1/4 cup white wine vinegar

Sea salt

Roasted beets

2 jumbo red beets

2 jumbo gold beets

1/2 cup canola oil

8 ounces arugula

8 ounces goat cheese

For vinaigrette: Pass orange juice through a fine mesh strainer to remove pulp. Pour orange juice in a small sauce pan and place over medium heat. Cook, skimming occasionally, until juice has reduced by half. Remove from heat and cool. Put reduced orange juice, rice wine vinegar, honey, and sea salt in a blender. Begin to blend on medium speed. Slowly add canola oil in a thin steady stream. Vinaigrette should be light orange and creamy if it has been emulsified correctly.

For chutney: Heat canola oil in a large sauté pan or wide-mouthed pot over medium high heat. Add onions and stir constantly until they become translucent. Add ginger and continue to cook for about a minute. Stir in apples, pears, dried cranberries, and raisins. Add the sugar, cinnamon, nutmeg and saffron. When all of the ingredients are well combined, add the vinegar. Add sea salt to taste. Continue to cook, stirring constantly until the apples and pears become tender, 3 to 5 minutes. Remove from heat and strain off excess liquid. Cool.

To roast beets: Heat oven to 450 degrees. Clean beets by cutting off the root end. Put beets in a large mixing bowl with oil. Rub the beets with oil until they are evenly coated. Place beets, with the stem side down on a baking sheet. Bake 30 to 45 minutes. Check for doneness by inserting a toothpick into the center of the beet. If the toothpick passes through easily the beets are done, if not return to oven and check again in 10 minutes. When beets are cooked through, put them in a mixing bowl and cover tightly with plastic wrap (this will make them easier to peel.) Put the bowl in the refrigerator to cool. When beets are cool, rub a paring knife over the outside to remove the skin. Rinse the peeled beets in the sink. Slice the beets into 1/4-inch thick discs.

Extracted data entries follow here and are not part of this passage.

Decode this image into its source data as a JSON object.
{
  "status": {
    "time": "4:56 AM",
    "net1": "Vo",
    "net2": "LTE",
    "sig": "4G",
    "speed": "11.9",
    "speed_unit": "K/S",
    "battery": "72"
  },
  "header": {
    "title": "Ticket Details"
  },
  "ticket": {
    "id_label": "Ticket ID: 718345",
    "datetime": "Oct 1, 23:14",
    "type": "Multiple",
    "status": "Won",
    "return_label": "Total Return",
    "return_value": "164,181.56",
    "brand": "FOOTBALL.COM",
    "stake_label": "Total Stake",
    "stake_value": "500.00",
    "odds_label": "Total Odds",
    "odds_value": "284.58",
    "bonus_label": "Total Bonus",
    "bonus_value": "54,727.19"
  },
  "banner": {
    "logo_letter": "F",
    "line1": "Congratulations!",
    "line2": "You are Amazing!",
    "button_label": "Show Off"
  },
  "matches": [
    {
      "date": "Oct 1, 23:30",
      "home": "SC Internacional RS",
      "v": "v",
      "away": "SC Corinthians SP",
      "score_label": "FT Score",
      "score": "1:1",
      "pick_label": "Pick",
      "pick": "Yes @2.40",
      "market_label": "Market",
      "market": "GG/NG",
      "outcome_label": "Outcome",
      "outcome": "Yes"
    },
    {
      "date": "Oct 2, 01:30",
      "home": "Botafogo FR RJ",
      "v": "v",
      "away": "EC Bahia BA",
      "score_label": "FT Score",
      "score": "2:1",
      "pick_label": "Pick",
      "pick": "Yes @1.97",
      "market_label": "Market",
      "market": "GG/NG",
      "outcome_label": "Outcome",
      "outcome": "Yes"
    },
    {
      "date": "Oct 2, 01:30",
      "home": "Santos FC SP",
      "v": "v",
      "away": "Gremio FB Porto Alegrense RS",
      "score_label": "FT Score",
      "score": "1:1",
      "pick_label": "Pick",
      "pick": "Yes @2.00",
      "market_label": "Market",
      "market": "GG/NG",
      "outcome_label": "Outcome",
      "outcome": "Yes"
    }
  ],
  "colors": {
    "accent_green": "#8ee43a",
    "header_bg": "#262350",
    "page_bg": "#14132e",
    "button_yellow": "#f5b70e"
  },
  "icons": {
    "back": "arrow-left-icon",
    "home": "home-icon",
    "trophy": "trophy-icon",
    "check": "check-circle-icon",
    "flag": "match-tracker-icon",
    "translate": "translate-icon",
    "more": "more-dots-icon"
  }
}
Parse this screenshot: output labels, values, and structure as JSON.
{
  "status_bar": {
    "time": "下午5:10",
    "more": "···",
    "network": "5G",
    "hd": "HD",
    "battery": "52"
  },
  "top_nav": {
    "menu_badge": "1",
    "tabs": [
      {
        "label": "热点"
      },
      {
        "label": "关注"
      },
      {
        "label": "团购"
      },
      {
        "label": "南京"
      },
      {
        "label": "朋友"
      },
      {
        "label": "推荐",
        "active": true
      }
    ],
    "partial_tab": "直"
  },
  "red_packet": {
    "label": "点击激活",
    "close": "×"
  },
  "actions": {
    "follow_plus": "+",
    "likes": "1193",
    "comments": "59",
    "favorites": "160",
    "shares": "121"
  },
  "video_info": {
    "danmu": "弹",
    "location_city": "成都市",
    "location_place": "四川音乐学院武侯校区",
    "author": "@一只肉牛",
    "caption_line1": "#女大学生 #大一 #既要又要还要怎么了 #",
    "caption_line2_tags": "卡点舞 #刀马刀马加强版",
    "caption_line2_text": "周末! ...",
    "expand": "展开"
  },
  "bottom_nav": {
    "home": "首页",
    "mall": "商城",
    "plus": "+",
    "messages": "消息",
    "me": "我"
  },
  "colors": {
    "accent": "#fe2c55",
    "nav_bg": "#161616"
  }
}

To serve: Stack beet discs, alternating colors, in the center of 4 salad plates. In a small mixing bowl, lightly dress the arugula with orange vinaigrette. Place the arugula on top of the beets. Put the chutney on top of the arugula. Sprinkle goat cheese over the top and around the plate and drizzle on more orange vinaigrette.

Servings • 4

Source: Oasis Cafe —

Communal's spiced pickled beets

8 to 9 medium sized beets

2 tablespoons oil

1 1/2 cups red-wine vinegar

1⁄3 cup brown sugar

2 tablespoons kosher salt

1 teaspoon mustard seed

1 teaspoon fennel seed

1 teaspoon black peppercorn

1/2 teaspoon whole allspice

Heat oven to 350 degrees. Place the beets in a roasting pan and toss with oil to evenly coat. Cover and place in the oven. Roast for about one hour or until the beets are tender and are pierced easily with a butter knife. (If you are using different colored beets, each color will need to be roasted in its own pan) Remove beets from oven and cool.

While the beets are roasting, place the remaining ingredients in a pan and bring to a boil. Cook for 3 or 4 minutes to dissolve sugar. Remove from heat and cool.

When the beets are cool enough to handle, rub off the skin with a cloth towel. Dice tor slice and place in a large container. Pour the pickling liquid over the cooked beets and store for up to a month in the fridge.